Do you ever talk to me about these things, to try?'
'But it's not that that matters to you, mother, you know it's not.'
'What is it, then - what is it, then, that matters to me?' she flashed.
He knitted his brows with pain.
'You're old, mother, and we're young.'
He only meant that the interests of her age were not the interests of his. But he realised
the moment he had spoken that he had said the wrong thing.
'Yes, I know it well- I am old. And therefore I may stand aside; I have nothing more to do
with you. You only want me to wait on you -the rest is for Miriam.'
He could not bear it. Instinctively he realised that he was life to her. And, after all, she was
the chief thing to him, the only supreme thing.
'You know it isn't, mother, you know it isn't!'
She was moved to pity by his cry.
'It looks a great deal like it,' she said, half putting aside her despair.
'No, mother- I really don't love her. I talk to her, but I want to come home to you.'
He had taken off his collar and tie, and rose, bare-throated, to go to bed. As he stooped to
kiss his mother, she threw her arms round his neck, hid her face on his shoulder, and
cried, in a whimpering¹² voice, so unlike her own that he writhed in agony:
'I can't bear it. I could let another woman- but not her. She'd leave me no room, not a bit of
room -'
And immediately he hated Miriam bitterly.

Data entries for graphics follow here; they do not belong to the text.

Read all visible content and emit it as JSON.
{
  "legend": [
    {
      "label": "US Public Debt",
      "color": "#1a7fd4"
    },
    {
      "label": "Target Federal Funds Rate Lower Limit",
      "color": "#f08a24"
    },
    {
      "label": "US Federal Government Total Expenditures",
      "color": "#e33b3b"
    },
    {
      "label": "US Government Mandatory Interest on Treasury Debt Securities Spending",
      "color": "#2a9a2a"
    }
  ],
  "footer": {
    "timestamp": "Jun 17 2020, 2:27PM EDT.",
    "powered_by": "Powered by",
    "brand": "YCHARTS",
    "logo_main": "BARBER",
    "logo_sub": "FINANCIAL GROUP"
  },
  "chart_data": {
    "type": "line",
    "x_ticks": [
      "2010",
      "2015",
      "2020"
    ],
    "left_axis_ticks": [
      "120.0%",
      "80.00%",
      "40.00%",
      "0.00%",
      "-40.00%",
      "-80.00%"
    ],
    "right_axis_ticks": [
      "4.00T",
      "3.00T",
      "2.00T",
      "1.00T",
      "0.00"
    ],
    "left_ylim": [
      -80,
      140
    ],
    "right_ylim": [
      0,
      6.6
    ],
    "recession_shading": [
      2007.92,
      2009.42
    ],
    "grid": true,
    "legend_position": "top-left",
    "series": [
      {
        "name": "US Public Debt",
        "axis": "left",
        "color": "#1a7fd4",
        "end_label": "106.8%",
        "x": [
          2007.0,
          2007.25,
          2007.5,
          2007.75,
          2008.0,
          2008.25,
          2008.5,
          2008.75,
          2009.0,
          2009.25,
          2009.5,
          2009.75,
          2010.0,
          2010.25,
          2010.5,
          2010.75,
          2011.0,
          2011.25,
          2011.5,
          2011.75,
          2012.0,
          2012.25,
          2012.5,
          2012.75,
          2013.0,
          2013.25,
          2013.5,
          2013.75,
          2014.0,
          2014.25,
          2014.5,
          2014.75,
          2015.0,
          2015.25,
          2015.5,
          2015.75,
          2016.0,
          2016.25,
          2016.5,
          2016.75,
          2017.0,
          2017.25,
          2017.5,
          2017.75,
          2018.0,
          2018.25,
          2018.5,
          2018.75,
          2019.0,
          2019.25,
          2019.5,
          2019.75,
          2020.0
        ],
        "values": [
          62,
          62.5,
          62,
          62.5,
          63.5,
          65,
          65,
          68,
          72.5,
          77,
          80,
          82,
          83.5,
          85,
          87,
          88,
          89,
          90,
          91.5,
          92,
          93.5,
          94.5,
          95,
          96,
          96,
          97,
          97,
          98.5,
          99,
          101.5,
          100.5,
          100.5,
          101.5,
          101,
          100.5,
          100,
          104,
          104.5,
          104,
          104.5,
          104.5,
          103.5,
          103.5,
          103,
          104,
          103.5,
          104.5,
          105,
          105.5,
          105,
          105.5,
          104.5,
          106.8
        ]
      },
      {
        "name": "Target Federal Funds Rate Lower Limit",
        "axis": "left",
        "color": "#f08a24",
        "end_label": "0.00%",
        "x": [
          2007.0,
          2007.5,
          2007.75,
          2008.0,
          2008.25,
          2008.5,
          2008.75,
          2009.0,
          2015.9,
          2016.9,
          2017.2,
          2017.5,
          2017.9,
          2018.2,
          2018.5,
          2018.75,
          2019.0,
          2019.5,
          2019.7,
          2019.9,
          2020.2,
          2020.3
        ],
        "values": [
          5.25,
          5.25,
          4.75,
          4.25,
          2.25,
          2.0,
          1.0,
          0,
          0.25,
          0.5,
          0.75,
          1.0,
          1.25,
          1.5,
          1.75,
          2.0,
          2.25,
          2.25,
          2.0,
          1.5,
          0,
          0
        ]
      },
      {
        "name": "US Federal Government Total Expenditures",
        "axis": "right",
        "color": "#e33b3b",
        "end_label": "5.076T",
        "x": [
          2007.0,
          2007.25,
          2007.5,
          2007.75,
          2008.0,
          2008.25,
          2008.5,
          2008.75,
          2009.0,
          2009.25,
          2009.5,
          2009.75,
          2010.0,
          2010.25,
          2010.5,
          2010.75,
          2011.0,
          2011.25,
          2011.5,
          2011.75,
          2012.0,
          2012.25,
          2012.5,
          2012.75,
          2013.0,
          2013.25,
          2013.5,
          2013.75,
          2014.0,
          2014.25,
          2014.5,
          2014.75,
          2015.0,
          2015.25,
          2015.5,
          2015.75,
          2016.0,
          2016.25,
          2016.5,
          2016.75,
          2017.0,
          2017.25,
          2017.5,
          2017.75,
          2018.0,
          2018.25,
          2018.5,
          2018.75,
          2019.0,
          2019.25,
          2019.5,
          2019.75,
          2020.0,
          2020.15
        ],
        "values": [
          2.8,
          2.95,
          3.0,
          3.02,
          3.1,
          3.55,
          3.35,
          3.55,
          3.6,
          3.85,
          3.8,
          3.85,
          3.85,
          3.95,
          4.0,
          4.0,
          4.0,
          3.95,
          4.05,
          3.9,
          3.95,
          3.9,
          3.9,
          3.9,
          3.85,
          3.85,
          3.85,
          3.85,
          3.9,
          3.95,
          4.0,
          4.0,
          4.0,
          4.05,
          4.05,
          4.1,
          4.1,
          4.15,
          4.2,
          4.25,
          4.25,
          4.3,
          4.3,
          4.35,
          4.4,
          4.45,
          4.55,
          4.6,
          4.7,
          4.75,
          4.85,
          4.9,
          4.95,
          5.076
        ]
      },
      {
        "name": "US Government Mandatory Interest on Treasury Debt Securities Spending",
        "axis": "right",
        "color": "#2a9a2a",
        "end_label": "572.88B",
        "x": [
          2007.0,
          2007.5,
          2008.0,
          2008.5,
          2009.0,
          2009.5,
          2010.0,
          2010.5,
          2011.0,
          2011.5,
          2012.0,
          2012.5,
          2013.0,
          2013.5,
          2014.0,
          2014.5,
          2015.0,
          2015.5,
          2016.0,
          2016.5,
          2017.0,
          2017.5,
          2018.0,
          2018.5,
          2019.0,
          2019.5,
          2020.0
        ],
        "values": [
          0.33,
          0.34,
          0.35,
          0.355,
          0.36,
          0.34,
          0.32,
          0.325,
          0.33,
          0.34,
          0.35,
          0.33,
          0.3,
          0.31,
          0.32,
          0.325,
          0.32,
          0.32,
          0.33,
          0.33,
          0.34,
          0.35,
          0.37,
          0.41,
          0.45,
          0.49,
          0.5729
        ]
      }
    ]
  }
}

'And I've never- you know, Paul- I've never had a husband- not really-' He stroked his
mother's hair, and his mouth was on her throat.
'And she exults so in taking you from me- she's not like ordinary girls.'
'Well, I don't love her, mother,' he murmured, bowing his head and hiding his eyes on her
shoulder in misery. His mother kissed him a long, fervent kiss.
'My boy!' she said, in a voice trembling with passionate love. Without knowing, he gently
stroked her face.
'There,' said his mother, 'now go to bed. You'll be so tired in the morning.'
As she was speaking she heard her husband coming. 'There's your father now go'.